JAKARTA (TheInsiderStories) – Japan’s current account surplus declined by 23.4 percent on year-on-year (y/y) basis to JPY1.4 trillion (US$12.6 billion) on a non-seasonally adjusted basis in August. The surplus fell by 3.8 percent from the previous month to JPY1.5 trillion on a seasonally adjusted basis for the fourth consecutive month of decline.

Higher oil prices and weak external demand could continue to weigh on Japan’s current account surplus, although continued overseas investment and the weaker yen are likely to underpin a net inflow of primary income.

The continued y/y decline reflected a weaker trade balance, recording a deficit of JPY219 billion versus a surplus of JPY335 million in the previous year. The decline is due largely to a 17.5 percent y/y rise for imports, boosted by higher energy prices even as export growth rose to 7.6 percent y/y, largely to increases for semiconductor machinery and transport equipment.

Primary income, the major source of the current-account surplus, rose by JPY41.2 billion to JPY2.2 trillion on a seasonally adjusted basis, resulted from increased income from direct investment. The improvement was largely offset by a decline (of JPY23.7 billion) for services which turned to a deficit of JPY 6.1 billion.

Commenting on the results, Harumi Taguchi, Principal Economist of IHS Markit rated, though Japan’s current account is likely to remain in surplus, weak external demand and higher oil prices could continue to suppress the current account surplus over the near term.

The repercussions of US-China trade tensions and the likelihood of a narrower trade surplus with the US following the US-Japan trade agreement are major concerns while geopolitical risks have lifted oil prices.

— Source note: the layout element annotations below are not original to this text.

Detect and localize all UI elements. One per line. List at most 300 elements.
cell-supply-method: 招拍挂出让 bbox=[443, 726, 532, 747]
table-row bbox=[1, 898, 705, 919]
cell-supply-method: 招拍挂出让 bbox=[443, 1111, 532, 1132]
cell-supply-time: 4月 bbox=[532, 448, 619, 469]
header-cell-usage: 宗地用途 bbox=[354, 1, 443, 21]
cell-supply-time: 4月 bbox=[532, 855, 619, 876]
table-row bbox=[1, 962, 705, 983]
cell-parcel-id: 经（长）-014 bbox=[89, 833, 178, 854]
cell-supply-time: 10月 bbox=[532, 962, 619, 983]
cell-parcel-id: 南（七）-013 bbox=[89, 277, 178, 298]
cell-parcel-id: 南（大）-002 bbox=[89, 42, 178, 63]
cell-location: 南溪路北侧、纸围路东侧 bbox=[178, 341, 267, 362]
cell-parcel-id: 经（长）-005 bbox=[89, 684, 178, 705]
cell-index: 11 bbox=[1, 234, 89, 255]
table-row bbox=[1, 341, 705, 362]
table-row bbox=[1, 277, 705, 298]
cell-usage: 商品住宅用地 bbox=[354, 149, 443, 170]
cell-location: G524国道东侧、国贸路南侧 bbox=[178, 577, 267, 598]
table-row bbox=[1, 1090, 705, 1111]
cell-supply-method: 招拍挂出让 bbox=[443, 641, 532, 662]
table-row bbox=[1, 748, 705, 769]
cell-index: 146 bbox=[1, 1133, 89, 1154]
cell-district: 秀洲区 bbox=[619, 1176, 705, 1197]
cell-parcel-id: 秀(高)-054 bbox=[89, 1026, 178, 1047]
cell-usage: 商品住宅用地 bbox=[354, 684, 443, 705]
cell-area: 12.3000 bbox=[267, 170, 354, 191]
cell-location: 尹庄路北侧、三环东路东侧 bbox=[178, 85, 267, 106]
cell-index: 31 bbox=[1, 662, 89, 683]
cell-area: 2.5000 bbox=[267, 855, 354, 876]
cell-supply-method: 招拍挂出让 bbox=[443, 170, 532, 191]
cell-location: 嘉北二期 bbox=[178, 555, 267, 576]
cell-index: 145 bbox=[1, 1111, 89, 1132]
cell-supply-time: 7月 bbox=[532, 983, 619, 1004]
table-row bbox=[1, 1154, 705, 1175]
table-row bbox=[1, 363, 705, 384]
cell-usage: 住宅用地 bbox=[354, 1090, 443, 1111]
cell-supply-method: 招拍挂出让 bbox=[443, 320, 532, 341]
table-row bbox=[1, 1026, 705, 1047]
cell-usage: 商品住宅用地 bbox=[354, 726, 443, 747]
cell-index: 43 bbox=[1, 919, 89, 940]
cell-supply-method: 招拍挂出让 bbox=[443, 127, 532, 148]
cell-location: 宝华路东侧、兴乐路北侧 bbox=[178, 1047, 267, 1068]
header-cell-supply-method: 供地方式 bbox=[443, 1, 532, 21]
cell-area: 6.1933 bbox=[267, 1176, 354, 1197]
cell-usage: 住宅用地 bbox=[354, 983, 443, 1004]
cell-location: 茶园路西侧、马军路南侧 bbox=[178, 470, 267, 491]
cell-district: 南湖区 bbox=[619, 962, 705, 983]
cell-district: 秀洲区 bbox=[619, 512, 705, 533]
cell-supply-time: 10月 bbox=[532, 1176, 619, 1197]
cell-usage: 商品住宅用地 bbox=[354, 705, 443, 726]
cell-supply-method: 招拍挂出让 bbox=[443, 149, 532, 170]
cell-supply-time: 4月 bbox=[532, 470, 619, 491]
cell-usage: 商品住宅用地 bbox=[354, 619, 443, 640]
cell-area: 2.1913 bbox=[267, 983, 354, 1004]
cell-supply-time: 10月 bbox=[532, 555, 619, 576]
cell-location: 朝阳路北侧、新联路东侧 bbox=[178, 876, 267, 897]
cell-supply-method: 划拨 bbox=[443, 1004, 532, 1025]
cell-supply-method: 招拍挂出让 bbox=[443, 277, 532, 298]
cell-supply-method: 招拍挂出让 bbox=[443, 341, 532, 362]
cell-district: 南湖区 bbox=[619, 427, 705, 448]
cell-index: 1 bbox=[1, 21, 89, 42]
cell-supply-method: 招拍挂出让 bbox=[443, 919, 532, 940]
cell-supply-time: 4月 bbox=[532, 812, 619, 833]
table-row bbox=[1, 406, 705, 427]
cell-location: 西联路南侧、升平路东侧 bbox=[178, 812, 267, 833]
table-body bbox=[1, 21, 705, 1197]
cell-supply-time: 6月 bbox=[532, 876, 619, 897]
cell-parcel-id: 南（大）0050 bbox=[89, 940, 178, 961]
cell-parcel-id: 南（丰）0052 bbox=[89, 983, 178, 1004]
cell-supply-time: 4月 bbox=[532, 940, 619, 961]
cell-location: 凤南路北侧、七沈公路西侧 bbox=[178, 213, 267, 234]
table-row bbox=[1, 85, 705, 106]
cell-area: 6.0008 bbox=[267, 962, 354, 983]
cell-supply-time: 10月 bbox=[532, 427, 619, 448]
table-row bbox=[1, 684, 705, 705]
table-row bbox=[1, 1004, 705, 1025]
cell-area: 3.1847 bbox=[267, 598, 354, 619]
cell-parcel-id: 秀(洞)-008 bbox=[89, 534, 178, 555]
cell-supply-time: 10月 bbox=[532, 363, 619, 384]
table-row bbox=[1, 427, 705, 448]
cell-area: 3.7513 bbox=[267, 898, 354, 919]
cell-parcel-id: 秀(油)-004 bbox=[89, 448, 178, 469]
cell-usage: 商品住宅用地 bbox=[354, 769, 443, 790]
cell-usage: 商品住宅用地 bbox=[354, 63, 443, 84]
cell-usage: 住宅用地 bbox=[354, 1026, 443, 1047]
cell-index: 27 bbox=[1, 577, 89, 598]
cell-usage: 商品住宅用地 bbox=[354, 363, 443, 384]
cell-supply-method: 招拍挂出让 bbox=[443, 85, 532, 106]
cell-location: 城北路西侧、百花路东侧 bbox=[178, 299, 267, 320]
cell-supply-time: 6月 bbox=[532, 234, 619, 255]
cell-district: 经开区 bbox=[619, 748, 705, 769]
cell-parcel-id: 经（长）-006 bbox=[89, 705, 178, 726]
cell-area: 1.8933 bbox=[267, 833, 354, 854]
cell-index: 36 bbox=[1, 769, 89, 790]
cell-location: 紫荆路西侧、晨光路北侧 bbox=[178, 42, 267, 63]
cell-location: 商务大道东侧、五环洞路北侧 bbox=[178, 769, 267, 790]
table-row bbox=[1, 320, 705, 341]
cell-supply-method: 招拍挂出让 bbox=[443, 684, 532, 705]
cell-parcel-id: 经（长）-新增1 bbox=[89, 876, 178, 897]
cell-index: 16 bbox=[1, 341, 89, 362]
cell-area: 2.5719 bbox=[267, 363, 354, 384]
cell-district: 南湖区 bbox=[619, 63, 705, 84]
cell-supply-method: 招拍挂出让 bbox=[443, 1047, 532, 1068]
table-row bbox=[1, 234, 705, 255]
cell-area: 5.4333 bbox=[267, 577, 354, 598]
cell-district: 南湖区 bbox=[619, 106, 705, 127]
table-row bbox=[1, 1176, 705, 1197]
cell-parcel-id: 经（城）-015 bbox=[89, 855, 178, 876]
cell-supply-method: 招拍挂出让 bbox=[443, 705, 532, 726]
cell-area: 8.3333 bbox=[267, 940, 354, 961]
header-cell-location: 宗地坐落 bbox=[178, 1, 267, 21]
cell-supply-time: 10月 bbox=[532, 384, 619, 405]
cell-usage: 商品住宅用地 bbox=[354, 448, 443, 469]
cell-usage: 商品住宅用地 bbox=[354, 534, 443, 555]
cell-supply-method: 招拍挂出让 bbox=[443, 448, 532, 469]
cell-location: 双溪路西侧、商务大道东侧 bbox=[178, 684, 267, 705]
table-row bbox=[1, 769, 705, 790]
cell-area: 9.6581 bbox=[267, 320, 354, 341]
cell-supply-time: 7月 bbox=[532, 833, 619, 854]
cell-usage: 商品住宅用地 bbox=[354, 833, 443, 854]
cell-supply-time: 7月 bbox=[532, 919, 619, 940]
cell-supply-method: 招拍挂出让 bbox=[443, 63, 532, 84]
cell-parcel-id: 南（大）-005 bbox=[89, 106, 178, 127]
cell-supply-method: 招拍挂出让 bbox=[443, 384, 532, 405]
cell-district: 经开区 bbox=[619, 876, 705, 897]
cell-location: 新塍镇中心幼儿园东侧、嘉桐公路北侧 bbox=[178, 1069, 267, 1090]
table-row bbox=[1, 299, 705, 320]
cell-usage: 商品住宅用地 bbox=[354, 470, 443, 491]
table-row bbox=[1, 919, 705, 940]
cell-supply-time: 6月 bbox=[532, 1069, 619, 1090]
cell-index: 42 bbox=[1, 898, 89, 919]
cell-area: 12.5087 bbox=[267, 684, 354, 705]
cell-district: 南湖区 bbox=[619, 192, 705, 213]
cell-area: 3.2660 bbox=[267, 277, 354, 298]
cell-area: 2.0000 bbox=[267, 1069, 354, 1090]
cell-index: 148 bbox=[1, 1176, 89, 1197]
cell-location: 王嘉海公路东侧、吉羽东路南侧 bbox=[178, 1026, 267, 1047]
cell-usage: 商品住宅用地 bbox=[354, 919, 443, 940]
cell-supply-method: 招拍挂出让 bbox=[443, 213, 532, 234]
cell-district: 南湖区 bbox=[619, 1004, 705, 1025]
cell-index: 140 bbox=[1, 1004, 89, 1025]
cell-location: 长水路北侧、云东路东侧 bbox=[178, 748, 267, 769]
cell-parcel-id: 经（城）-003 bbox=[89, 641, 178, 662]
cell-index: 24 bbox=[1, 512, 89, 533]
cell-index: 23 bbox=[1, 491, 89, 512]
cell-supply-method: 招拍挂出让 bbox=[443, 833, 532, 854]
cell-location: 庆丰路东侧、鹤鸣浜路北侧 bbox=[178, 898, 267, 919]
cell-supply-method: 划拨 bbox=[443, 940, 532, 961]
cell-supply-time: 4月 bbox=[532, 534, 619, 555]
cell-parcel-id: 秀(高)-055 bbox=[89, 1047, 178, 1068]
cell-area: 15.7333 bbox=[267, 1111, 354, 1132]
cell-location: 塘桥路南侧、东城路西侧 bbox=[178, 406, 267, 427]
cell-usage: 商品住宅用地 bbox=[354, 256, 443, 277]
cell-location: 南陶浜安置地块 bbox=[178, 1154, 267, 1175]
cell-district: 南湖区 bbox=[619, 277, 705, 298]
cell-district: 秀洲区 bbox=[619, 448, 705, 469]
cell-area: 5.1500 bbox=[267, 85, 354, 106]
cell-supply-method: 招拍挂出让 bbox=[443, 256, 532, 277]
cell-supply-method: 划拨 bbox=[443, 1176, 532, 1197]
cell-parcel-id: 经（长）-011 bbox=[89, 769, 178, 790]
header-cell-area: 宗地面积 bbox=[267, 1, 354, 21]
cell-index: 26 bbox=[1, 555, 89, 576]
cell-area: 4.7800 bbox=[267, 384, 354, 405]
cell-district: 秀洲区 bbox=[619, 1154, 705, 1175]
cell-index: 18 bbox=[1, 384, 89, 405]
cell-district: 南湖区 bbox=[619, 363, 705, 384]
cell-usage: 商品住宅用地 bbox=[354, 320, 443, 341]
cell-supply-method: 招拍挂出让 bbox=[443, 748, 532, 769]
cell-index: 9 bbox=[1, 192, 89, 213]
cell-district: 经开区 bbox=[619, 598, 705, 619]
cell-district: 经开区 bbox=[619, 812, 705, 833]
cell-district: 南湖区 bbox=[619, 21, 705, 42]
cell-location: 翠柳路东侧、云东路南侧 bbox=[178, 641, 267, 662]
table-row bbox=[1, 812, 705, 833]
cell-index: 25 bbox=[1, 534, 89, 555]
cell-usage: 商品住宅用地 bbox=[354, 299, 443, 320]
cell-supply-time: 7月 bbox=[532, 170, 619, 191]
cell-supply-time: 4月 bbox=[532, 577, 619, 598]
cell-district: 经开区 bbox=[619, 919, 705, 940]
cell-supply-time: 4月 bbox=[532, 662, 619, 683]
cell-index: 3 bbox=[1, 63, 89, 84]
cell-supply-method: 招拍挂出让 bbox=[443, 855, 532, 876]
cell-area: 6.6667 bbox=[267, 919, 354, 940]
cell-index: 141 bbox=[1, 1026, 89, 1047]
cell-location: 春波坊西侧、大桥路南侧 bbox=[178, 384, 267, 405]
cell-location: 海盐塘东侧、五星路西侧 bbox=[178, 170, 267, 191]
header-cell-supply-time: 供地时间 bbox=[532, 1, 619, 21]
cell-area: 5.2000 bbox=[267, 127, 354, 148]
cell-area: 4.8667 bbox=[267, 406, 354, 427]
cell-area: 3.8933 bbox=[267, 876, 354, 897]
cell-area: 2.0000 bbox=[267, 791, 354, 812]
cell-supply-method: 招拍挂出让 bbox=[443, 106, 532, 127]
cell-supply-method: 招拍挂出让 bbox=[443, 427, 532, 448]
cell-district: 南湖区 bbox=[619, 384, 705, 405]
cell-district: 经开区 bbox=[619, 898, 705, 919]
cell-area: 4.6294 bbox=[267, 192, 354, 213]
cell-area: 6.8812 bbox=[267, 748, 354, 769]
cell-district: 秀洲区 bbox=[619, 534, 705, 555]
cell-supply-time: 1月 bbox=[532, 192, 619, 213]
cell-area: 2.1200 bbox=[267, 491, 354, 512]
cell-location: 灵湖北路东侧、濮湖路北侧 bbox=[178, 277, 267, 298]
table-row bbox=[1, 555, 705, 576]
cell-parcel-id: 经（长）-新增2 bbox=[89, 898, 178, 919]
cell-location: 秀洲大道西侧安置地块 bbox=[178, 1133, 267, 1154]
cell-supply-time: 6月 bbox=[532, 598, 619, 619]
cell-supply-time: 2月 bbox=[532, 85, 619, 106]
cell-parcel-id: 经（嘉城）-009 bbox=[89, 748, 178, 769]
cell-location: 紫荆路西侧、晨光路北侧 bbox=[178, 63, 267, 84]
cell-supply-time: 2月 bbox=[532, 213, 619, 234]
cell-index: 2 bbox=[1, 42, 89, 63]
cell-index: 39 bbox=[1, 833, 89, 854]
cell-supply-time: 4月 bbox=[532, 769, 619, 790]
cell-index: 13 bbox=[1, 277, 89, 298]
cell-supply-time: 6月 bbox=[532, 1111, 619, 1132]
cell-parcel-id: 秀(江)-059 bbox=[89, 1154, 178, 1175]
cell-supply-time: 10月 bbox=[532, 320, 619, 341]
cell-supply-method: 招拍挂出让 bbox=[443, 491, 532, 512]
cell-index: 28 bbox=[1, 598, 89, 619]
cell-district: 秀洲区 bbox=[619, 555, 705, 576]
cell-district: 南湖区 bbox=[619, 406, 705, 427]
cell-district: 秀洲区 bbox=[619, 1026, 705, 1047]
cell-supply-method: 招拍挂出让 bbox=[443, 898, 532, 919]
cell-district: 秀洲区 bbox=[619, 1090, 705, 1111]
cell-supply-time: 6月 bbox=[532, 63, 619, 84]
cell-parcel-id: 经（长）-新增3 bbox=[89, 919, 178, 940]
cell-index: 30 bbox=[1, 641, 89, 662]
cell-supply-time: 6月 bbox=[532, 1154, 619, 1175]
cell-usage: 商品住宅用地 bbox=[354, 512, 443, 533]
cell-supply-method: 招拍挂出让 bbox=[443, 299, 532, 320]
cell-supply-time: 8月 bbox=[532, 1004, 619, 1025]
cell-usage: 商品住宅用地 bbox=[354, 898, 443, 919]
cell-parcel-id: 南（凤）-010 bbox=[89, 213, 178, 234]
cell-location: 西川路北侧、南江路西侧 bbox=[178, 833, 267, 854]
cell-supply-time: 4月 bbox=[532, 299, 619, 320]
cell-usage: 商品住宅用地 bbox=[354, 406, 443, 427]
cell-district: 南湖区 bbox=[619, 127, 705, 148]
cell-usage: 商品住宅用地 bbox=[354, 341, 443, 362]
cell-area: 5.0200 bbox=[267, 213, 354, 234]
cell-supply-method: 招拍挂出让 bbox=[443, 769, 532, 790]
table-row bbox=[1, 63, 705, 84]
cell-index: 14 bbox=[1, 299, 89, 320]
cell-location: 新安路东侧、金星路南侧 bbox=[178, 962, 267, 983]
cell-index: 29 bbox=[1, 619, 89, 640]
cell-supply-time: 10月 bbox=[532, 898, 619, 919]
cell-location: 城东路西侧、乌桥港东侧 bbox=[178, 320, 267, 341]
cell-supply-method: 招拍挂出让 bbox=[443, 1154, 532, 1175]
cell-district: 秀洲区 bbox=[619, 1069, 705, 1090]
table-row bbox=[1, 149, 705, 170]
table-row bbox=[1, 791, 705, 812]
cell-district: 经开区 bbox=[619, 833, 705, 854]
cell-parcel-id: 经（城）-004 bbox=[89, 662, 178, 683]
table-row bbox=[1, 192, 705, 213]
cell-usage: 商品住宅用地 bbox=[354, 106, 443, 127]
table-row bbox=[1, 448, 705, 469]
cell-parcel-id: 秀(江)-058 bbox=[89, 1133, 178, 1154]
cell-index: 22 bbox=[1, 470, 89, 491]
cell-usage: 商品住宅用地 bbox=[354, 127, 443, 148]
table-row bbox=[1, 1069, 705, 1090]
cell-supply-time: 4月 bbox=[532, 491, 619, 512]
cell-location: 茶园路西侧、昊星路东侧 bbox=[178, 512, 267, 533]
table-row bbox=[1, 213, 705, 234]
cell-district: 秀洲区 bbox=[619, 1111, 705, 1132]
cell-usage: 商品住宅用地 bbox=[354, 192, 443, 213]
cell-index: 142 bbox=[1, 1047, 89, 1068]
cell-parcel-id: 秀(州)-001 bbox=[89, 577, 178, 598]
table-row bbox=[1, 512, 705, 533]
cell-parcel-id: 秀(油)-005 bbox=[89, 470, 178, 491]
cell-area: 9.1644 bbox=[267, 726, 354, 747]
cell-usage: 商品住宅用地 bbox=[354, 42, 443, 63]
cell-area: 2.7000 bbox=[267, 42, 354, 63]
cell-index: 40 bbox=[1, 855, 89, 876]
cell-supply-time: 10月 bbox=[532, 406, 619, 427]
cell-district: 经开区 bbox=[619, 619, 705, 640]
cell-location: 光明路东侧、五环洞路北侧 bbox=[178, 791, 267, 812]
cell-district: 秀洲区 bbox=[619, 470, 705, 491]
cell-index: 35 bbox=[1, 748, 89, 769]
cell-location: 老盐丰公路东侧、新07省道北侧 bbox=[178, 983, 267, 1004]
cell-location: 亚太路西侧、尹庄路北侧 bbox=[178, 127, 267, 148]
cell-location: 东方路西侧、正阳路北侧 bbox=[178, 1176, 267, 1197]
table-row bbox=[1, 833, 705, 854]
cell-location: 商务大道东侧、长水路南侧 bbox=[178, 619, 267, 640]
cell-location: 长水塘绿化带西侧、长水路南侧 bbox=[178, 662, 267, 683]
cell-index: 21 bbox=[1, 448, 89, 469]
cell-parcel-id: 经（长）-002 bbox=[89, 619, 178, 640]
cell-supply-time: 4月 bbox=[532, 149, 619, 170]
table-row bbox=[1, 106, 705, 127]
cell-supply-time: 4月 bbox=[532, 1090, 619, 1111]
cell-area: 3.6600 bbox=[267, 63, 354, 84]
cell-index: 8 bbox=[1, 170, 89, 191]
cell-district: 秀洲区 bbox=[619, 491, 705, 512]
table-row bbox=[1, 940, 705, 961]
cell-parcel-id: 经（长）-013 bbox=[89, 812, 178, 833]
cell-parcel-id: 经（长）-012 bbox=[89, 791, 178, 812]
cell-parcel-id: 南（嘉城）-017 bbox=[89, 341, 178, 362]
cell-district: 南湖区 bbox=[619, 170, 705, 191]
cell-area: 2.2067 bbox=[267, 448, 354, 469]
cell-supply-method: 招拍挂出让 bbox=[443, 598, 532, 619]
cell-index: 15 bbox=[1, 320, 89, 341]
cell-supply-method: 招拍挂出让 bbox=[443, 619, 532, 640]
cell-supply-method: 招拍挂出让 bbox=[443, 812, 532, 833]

The Bank of Japan’s extraordinary monetary easing will continue to support the uptrend of residential investment to abroad, which will in turn lift primary income. That said, this is likely to be partially offset by an increase in primary income payments over the near term, as larger dividends, thanks to higher corporate profits, have encouraged foreign investors to increase portfolio investment.